To prove this point, let me offer you an example... bacon. That's right, bacon. Bacon should be entirely non-subjective. It is a specific cut of meat from a specific animal. There should be no getting around it. Bacon is bacon. Ah, but how do you like your bacon? Do you like it baked, cooked on a skillet or breaded and deep fried? Do you like the strips or the fattier ends and pieces. Thick cut or regular cut? Maple bacon, pepper bacon or regular bacon? Do you even like bacon? What are your thoughts on turkey bacon? How well done do you like your bacon? Have you ever tried bacon on a doughnut? Do you like it charred and extra crisp or still greasy and barely cooked to just be able to call cooked? You can see where this is going. My mother-in-law and I disagree on this (shocker) every time we cook bacon for a family meal. She accuses me of liking it so under cooked that it still has botulism in it. I accuse her of cooking, nay burning it, to the point that it no longer has flavor. Are either of us right? Yes, we both are. We are also both wrong (her more than me). But bacon is not something you can take and say "It shall be cooked in medium sized, no extra flavoring strips on the skillet, turning twice, and only twice, until the internal temperature reaches 145 degrees." That won't make everyone happy. In fact, it will probably only make 6% of the people out there happy.

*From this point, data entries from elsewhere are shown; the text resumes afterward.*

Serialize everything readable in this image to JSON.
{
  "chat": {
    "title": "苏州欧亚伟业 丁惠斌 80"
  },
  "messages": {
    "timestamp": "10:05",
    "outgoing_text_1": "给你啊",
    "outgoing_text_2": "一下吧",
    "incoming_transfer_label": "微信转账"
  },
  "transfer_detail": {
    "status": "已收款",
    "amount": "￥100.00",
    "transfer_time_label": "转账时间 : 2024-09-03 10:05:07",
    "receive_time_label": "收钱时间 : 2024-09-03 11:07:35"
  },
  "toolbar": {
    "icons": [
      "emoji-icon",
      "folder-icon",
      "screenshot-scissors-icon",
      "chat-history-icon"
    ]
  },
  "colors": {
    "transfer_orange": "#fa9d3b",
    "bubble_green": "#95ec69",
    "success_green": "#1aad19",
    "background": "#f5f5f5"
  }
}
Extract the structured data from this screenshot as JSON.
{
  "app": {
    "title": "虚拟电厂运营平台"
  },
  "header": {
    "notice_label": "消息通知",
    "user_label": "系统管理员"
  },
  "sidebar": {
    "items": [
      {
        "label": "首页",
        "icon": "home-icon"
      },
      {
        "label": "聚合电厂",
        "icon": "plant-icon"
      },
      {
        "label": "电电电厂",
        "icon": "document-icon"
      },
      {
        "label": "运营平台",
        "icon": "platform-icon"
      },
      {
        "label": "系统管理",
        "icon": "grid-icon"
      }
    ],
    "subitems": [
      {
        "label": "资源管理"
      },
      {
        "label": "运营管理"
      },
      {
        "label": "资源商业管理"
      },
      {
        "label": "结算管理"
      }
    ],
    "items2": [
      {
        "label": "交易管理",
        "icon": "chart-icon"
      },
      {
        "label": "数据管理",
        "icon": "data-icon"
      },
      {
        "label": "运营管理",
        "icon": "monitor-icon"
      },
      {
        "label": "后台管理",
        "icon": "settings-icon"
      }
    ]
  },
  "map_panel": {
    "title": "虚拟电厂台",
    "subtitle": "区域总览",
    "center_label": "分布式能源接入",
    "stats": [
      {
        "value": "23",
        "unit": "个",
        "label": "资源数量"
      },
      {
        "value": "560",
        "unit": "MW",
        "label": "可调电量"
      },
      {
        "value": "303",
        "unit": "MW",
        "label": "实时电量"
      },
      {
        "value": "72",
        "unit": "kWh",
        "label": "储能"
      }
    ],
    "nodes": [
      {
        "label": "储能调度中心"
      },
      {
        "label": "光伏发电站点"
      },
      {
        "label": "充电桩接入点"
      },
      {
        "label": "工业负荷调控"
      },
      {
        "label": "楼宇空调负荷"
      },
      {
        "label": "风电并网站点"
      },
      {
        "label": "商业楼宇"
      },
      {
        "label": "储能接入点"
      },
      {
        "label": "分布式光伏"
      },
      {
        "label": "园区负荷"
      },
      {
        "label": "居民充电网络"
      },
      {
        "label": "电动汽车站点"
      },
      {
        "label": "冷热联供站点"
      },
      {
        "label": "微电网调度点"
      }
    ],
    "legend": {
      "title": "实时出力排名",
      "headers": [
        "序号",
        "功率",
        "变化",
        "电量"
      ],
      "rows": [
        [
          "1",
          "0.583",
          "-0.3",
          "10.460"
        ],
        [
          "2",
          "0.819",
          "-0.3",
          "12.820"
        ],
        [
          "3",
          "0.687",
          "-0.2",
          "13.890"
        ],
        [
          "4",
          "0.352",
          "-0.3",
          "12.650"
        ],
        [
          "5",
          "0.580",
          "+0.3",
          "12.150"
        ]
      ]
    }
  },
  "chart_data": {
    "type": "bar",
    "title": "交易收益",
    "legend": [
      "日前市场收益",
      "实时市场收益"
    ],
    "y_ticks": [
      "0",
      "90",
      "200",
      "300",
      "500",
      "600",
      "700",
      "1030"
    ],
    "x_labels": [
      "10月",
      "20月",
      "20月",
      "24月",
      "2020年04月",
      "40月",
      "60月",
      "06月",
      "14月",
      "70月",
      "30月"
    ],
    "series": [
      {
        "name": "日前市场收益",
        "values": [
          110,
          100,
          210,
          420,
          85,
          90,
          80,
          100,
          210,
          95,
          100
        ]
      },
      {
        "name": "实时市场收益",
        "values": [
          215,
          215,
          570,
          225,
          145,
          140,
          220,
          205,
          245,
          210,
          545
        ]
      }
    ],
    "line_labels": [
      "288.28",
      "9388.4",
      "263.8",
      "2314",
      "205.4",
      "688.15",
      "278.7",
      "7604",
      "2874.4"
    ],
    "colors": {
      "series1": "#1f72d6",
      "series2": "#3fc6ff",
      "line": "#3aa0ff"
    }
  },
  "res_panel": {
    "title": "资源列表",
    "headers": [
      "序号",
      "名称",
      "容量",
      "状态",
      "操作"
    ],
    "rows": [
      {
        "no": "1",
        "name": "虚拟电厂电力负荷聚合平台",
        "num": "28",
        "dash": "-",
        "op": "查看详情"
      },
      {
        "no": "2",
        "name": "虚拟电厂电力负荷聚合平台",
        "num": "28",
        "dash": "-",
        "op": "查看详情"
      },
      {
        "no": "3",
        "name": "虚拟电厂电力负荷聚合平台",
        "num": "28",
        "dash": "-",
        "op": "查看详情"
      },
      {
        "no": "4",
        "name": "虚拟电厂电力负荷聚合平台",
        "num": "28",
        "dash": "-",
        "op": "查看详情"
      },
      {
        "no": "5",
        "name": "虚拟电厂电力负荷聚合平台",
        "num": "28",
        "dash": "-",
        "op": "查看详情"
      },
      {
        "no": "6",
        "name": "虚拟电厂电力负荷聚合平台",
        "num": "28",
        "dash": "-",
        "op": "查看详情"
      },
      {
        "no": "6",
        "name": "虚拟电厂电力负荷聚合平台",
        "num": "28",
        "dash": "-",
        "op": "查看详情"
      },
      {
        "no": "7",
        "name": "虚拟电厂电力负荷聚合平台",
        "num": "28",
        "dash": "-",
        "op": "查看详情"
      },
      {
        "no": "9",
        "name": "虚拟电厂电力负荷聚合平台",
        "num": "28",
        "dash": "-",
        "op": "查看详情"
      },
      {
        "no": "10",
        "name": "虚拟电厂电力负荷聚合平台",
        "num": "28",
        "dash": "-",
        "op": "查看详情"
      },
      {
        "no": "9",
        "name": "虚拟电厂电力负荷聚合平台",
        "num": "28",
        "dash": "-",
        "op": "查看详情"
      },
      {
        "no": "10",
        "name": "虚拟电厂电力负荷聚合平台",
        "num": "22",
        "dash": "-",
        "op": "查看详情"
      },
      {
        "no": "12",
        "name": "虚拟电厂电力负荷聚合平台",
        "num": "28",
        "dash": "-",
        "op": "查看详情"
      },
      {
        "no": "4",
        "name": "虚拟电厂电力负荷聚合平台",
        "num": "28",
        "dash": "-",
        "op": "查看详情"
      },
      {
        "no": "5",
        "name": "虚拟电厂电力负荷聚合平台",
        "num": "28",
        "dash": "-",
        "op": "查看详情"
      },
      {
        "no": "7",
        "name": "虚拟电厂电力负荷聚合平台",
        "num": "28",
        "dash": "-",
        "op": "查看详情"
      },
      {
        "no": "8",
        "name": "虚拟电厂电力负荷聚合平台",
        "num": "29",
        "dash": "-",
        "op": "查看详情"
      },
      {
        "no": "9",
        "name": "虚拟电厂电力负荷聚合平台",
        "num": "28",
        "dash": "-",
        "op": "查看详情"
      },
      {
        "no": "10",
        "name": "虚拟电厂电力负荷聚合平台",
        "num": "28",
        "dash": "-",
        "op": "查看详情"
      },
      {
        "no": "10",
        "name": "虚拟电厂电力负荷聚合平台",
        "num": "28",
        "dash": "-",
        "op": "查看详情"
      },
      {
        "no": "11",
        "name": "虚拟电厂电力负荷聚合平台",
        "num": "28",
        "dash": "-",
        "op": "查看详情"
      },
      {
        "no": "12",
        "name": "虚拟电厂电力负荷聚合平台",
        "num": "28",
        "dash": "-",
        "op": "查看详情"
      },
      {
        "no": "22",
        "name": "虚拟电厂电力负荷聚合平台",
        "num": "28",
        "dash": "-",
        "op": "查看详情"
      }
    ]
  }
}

It is the same with a script. If there was a fair and objective way to attack each script in order to make sure they are all judged fairly, that would mean that each script would be of the same genre with the same plot points, characters and endings. It's not that way (thank goodness). We all like different things. We like different genres and we hate different genres. I've had scripts get perfect scores in competitions and get trashed by a different judge in the same competition. We had one script get blown out of the water one year. The next year we threw it back into the same competition without even making a single change (We were feeling cheeky on the final deadline day and threw it in because, "Why not?"). It placed in the top 100 and received multiple read requests and manager meetings. Was the first judge wrong? Was the second judge drunk? No. They just liked different things. I'm not going to change their minds. I'm not even going to try. I'm just going to move down the road to the next person. All of those rejections don't mean a thing when the right person says "yes".